Vice President Lisha Fairbairn and President Jalyssa Beaudry stated that the strongest value the club aims to promote on campus is freedom of speech. Lisha states that Turning Point is “a good space where students can come to have discussions about stuff that they may feel uncomfortable talking about in the classroom because of the stigma around it.”

According to TPUSA, the organization has been successful in attracting young conservatives because it has tapped into their desire to push back against what they see as a liberal bias in higher education. The organization also uses slogans and social media to create a sense of belonging and camaraderie among its members. The River Falls TPUSA Facebook page has over 2,000 followers and counting. They also work to attract and engage students on campus by tabling in the University Center and also via word of mouth.

One of the prominent things that distinguishes TPUSA as an organization and the UW-River Falls chapter is its approach to student involvement. President Jalyssa Beaudry said, “we would love to see students who don’t already hold conservative values here because there aren’t political clubs on campus and we want to have those discussions.”

One of the main goals of TPUSA's campus chapters is to promote open dialogue and free speech on college campuses.
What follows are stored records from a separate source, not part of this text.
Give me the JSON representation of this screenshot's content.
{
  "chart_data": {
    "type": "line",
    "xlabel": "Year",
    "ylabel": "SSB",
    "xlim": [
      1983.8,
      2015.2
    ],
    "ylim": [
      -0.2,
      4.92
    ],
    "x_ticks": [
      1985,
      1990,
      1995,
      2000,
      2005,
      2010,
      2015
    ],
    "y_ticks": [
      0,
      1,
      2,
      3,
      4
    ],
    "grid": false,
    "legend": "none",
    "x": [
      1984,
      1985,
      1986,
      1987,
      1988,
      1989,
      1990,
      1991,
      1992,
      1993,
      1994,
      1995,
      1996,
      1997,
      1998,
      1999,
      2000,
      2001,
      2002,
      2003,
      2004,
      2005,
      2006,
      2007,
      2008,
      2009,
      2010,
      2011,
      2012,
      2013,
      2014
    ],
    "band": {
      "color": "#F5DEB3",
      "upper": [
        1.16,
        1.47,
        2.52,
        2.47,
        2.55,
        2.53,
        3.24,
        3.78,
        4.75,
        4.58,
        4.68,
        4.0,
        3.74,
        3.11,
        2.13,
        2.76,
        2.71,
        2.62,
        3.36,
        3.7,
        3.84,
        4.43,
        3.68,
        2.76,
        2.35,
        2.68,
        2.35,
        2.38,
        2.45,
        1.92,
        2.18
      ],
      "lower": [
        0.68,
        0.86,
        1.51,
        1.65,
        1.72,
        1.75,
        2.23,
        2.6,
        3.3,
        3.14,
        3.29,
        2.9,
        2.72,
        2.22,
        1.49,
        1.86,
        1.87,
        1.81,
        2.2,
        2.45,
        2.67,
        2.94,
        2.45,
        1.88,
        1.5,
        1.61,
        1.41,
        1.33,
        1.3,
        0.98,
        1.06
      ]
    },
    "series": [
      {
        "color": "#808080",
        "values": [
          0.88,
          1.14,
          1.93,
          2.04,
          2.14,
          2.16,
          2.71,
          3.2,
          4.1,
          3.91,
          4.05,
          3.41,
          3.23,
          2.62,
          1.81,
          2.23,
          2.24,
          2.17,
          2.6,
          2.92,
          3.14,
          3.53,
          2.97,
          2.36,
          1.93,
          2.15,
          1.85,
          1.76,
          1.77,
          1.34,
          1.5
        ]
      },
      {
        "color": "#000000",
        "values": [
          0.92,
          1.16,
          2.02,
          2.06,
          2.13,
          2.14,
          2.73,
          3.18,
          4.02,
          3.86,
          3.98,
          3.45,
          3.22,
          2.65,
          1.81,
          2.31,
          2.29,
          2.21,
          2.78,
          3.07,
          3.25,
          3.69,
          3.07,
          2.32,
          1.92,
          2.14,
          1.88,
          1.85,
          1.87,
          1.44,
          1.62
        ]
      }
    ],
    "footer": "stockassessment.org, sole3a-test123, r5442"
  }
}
The organization believes that conservative voices are often marginalized or silenced on college campuses, and it seeks to provide a platform for these views to be heard.
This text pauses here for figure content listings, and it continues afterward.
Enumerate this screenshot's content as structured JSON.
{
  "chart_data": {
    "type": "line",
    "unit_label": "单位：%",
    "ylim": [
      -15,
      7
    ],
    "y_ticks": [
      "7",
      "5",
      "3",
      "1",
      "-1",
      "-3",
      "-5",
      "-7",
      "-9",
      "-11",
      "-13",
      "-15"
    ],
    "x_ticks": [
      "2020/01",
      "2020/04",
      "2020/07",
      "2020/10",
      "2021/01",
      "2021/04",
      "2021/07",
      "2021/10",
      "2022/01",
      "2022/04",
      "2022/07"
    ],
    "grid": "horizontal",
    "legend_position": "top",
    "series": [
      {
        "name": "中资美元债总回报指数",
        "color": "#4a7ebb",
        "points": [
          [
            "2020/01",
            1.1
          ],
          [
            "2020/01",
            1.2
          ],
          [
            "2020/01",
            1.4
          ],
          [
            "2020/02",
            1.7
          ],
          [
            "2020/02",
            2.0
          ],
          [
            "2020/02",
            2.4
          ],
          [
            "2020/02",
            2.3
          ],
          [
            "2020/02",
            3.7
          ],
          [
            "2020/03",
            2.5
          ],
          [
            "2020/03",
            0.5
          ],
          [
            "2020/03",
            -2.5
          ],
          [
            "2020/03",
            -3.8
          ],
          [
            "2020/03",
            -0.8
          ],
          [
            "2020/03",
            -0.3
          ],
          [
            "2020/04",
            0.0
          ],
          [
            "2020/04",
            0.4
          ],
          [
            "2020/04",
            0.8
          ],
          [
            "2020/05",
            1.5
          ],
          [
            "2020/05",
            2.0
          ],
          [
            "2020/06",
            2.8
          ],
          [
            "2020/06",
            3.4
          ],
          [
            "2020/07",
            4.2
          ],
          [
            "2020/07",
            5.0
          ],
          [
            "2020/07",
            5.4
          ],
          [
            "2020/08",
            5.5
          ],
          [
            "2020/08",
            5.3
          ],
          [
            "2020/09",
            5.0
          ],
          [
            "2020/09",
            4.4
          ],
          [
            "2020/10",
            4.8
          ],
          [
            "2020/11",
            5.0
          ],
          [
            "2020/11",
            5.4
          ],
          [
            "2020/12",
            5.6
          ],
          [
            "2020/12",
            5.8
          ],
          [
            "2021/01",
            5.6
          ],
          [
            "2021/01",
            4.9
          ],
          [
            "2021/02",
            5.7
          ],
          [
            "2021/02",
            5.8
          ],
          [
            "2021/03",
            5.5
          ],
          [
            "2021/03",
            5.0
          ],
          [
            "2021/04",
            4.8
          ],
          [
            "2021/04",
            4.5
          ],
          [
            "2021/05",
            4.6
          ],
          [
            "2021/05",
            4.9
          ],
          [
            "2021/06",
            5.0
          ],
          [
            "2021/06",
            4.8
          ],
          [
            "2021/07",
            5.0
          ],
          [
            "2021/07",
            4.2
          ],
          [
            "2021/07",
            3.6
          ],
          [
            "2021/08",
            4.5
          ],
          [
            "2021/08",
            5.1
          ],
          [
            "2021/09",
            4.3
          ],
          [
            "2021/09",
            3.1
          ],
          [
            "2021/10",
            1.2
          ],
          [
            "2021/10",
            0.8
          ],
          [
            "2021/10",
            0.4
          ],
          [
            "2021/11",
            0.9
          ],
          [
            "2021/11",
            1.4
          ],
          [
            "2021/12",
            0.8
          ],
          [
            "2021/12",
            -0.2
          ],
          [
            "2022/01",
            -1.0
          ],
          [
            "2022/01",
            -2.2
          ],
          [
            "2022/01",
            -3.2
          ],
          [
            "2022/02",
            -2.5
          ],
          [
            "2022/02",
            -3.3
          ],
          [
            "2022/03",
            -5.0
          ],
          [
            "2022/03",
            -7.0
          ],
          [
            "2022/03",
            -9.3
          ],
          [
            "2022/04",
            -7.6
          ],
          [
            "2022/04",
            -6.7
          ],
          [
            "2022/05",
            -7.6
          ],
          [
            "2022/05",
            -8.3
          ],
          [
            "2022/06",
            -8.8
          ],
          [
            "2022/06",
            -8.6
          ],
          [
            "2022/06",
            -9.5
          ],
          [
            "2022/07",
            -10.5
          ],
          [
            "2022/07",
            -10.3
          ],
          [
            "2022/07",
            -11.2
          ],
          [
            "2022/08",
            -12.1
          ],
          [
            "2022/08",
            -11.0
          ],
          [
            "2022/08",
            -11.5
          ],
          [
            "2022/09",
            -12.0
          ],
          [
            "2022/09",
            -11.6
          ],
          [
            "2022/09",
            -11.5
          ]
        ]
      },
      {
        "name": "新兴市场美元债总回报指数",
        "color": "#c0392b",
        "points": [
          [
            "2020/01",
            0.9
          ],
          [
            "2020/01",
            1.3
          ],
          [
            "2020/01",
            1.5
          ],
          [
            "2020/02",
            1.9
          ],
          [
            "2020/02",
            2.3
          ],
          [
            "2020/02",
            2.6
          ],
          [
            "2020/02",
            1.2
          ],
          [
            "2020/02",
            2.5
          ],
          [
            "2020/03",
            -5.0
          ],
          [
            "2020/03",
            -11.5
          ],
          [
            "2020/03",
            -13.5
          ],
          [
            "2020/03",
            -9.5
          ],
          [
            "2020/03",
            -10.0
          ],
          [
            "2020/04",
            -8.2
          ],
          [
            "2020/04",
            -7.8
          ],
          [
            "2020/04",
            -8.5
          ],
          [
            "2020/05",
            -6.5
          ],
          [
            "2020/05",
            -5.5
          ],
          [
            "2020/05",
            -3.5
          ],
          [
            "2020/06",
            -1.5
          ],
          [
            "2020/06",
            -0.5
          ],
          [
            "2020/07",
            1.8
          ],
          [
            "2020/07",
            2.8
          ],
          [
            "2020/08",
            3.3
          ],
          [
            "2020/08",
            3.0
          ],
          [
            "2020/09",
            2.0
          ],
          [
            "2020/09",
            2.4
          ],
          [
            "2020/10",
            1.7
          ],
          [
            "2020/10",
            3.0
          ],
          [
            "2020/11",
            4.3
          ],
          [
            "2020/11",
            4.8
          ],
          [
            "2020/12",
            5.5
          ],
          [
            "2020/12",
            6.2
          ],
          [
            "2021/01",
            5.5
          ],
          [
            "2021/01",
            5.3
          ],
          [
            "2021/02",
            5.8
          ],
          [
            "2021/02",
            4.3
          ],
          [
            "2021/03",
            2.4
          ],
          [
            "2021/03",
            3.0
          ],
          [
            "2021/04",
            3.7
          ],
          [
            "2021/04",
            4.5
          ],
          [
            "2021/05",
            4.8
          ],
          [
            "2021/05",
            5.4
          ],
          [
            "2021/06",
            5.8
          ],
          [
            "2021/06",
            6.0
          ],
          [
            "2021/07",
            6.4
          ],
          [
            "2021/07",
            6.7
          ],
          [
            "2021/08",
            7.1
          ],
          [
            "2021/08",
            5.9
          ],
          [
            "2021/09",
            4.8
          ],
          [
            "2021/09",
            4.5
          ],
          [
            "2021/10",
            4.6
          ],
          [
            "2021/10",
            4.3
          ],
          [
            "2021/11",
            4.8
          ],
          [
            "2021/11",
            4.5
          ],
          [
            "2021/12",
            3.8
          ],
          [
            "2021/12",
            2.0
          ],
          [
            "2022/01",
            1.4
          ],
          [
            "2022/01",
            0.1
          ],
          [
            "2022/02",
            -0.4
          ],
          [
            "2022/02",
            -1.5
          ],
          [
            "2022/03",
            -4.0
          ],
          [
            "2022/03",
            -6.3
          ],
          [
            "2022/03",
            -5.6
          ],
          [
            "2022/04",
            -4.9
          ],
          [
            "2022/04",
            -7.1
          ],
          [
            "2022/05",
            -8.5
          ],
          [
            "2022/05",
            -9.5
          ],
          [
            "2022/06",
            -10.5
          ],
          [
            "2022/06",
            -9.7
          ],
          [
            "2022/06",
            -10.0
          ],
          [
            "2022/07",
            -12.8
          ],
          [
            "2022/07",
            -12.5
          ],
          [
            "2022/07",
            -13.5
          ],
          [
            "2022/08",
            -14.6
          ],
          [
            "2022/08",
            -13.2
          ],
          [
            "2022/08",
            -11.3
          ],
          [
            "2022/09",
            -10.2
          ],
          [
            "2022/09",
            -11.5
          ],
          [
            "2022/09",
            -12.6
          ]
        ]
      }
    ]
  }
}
Vice President Fairbairn shared her idea to get more students engaged through a “free speech ball.” This gives students the opportunity to take a marker and write whatever they want on the ball. “Students can express whatever they want on this ball and at the same time will bring attention to free speech,” Fairbairn said.

TPUSA has also faced criticism for its tactics and approach to political activism. Some have accused the organization of being too extreme and divisive, while others have questioned its commitment to free speech and open dialogue. Critics have also accused TPUSA of promoting conspiracy theories and spreading false information.

Despite the criticisms, TPUSA continues to be a major force on college campuses. According to TPUSA, the organization has been successful in creating a network of conservative activists who are passionate about promoting their beliefs.

Beaudry states the UW-River Falls chapter “wants people to come in here and share their different points because we may believe different things but at the end of the day we are all humans, we are all students and we can connect on those things.”